My solution strategy hence becomes to compute the corresponding marginal density functions from:
$$f_{X}(x)=\int_{\in D} f_{X,Y}(x,y) \text{ }dy $$ and to compute the covariance from:
$$Cov(X,Y)=E[XY]-E[X]E[Y].$$ The expected value for X is derived from:
$$E[X]=\int_{-\infty}^\infty x f_{X}(x) \text{ }dx $$ and E[Y] is similarly computed. Likewise
$$E[XY]=\int_{-\infty}^\infty\int_{-\infty}^\infty xy f_{X,Y}(x,y) \text{ }dxdy. $$
Lastly, dependent variables would not fulfil the independent criterion:
$$f_{X,Y}(x,y)=f_X(x)f_Y(y).$$
I suspect that my marginal density functions are incorrect since I fail to get the equality:
$$E[XY]=E[X]E[Y]$$
Which in turn implies that I have misinterpreted the domain or the boundaries from which the marginal densities are computed.

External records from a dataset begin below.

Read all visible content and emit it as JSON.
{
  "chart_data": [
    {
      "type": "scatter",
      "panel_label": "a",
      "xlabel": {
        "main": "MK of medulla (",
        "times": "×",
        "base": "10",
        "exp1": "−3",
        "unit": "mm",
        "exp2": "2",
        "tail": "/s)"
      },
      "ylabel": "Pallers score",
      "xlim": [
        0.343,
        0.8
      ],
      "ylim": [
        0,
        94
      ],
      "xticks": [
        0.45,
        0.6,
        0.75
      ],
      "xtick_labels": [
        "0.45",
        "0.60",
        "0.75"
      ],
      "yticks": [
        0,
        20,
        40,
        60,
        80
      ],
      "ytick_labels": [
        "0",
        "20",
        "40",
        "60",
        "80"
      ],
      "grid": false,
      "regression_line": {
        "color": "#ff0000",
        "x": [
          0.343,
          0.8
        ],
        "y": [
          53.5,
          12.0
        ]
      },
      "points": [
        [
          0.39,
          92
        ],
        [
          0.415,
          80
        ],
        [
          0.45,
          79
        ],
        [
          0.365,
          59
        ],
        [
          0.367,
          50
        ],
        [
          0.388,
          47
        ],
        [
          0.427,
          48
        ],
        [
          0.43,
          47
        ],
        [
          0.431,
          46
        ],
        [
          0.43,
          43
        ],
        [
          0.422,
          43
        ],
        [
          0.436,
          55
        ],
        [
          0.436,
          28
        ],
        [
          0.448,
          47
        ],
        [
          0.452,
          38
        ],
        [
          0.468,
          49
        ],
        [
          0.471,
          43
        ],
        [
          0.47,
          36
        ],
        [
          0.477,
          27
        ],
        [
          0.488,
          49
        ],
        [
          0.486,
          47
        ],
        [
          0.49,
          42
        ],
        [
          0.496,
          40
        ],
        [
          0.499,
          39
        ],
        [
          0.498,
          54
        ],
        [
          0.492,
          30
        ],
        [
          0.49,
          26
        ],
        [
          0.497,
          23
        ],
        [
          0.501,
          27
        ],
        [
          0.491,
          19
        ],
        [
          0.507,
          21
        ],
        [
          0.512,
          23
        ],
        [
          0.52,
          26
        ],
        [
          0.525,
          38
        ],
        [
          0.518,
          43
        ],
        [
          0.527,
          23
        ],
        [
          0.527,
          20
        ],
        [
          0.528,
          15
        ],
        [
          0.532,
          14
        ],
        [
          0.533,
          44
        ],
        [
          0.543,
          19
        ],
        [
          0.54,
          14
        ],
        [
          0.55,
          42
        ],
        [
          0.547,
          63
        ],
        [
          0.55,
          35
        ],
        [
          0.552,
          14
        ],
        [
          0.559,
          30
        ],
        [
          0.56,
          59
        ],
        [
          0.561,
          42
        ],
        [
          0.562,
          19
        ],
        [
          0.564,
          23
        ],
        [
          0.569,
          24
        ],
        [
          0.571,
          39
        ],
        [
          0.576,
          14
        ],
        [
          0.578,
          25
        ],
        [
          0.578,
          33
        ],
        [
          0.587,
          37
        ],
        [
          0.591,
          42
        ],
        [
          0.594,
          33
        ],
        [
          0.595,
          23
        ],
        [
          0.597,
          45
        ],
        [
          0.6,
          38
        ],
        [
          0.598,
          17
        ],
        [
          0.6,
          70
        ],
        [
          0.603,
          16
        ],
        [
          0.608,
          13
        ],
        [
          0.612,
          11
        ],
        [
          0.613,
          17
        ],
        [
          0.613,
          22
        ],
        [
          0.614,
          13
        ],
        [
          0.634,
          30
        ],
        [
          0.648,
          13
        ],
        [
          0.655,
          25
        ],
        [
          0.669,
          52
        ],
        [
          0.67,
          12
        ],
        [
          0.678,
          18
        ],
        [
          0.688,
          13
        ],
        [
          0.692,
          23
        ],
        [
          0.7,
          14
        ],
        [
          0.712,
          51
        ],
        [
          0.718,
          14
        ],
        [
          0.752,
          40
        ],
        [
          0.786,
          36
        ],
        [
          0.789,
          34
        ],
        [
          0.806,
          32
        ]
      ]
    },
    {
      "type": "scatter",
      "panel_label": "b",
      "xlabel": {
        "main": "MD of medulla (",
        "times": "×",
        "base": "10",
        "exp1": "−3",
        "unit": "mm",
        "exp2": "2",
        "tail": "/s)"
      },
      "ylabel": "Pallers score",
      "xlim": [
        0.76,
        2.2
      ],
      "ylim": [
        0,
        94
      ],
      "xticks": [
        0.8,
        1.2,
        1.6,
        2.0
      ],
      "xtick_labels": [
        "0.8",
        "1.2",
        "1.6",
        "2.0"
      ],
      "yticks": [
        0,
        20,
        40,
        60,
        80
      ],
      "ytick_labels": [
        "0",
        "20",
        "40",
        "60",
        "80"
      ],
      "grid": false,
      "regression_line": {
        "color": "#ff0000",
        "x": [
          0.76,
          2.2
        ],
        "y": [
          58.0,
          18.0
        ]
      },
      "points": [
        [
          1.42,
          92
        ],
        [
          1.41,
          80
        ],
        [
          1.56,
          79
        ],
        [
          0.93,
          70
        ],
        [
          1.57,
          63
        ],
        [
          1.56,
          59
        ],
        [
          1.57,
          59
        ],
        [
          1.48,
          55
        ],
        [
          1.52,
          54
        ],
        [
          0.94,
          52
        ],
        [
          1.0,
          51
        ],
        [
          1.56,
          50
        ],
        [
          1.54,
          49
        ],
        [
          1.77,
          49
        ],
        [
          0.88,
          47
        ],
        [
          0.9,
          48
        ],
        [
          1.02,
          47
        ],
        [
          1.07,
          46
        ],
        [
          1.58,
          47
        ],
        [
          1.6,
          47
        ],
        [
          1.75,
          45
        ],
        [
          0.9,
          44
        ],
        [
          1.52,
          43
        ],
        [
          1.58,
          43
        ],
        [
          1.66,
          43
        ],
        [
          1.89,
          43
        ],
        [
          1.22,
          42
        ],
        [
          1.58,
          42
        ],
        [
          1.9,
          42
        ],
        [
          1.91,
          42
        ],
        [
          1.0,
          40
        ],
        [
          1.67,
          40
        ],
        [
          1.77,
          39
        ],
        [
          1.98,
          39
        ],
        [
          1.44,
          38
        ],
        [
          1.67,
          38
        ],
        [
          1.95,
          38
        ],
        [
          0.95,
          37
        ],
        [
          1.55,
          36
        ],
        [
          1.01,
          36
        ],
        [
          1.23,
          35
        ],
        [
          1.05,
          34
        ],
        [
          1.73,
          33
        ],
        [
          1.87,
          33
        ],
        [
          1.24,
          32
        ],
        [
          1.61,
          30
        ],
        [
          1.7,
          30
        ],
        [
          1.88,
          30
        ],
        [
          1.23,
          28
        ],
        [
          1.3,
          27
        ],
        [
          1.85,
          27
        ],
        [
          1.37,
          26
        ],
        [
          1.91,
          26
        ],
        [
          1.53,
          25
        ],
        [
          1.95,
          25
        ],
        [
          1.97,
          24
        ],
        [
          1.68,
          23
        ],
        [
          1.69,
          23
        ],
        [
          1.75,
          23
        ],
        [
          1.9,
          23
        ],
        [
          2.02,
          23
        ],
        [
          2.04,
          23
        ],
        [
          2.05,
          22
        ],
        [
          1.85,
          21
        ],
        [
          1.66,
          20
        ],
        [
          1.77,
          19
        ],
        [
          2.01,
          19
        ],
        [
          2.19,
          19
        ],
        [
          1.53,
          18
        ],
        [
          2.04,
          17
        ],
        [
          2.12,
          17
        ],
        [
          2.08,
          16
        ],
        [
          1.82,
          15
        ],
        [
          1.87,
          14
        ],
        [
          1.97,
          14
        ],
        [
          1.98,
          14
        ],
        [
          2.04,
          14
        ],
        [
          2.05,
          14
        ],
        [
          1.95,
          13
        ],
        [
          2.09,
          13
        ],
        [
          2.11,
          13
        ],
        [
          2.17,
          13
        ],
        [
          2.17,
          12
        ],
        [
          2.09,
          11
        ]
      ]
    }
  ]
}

I am again solving this as an exercise in my probability course and any help would be greatly appreciated!
Best Answer
The support comprises a triangle with vertices $(0,0)$, $(1,1)$, and $(-1,1)$. Thus, the proper calculation should show that $\operatorname{E}[X] = 0$, $\operatorname{E}[Y] = 2/3$, and $$\operatorname{E}[XY] = \int_{y=0}^1 \int_{x=-y}^y xy \, dx \, dy = 0.$$ Thus $$\operatorname{Cov}[X,Y] = 0$$ as claimed, but clearly $X$ and $Y$ are not independent.